On Apr 19, 2011, at 3:27 PM, John Tamplin wrote:

> On Tue, Apr 19, 2011 at 6:22 PM, Brendan Eich <bren...@mozilla.com> wrote:
> Yes. We've discussed this. It's not a change in semantics due to the 
> error-correction aspect of ASI. There is no ASI on this concatenated input!
> 
> Yes, but given that ASI encourages developers to omit semicolons except when 
> absolutely required, it is nevertheless a consequence of ASI.  If ASI did not 
> exist, the would be no missing semicolons.

That is true but not what was claimed. Please stick to the argument we were 
having.

The claim was two semantics, A and B, for a given program, due to ASI. That is 
false and I don't see anyone seriously claiming otherwise.

Two semantics for two different programs, one an extension of the other by 
source concatenation, is a problem.

Now, if you want to use that as a trump card to argue a different argument, 
that we should get rid of ASI, then lotsa luck!
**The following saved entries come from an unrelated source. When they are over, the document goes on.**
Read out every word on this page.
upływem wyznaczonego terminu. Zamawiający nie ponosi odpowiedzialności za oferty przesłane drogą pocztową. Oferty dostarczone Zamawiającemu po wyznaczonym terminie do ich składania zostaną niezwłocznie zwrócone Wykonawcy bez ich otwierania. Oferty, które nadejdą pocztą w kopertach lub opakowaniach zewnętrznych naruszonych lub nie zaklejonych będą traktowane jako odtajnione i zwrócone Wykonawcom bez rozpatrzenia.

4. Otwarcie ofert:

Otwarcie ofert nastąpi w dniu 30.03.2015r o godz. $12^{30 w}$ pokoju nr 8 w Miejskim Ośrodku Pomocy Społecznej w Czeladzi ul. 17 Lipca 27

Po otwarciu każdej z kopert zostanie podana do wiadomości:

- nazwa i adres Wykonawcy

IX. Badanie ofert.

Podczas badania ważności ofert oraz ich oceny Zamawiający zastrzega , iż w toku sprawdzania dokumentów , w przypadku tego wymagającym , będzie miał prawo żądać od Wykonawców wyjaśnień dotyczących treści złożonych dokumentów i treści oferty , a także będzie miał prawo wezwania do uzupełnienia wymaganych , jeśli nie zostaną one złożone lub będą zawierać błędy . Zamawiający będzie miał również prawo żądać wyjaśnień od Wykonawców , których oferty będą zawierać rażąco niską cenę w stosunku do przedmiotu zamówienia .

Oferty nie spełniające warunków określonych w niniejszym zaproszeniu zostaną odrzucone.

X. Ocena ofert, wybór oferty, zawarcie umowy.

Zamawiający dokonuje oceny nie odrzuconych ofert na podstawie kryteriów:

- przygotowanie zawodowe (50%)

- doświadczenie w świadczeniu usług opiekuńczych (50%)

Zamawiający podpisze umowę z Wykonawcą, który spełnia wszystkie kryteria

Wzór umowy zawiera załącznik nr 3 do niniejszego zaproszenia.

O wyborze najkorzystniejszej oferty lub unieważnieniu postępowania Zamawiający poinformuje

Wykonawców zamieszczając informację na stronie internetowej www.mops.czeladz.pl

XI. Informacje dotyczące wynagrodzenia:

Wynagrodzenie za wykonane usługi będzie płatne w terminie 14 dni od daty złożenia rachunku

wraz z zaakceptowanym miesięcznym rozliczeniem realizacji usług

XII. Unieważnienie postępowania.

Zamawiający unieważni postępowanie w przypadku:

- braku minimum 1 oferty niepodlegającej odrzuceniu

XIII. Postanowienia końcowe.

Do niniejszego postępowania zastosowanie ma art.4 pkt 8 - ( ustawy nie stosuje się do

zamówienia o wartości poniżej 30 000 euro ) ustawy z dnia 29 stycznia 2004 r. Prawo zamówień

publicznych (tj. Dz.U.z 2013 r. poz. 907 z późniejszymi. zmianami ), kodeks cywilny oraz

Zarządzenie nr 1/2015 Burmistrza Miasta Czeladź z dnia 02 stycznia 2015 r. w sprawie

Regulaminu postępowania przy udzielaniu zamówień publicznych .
ASI is not going away in any forseeable non-opt-in version of the language.

Given this fact, should we bemoan it or make only a "no asi" pragma and hope 
people use that under opt-in (where the pragma is allowed), and waste too much 
of their lives on adding semicolons when migrating code, etc.?

Or should we consider that the problems created by ASI might better be solved 
by evolving ASI in a backward-compatible fashion, so old code migrates with the 
same meaning (or at most an early error, for a hard case) into Harmony, and new 
code is free of some or all of the hazards this thread has identified?

I say the latter wins. Just a "no asi" pragma may happen too, but it ain't 
gonna improve the lives of enough JS hackers to matter, IMHO.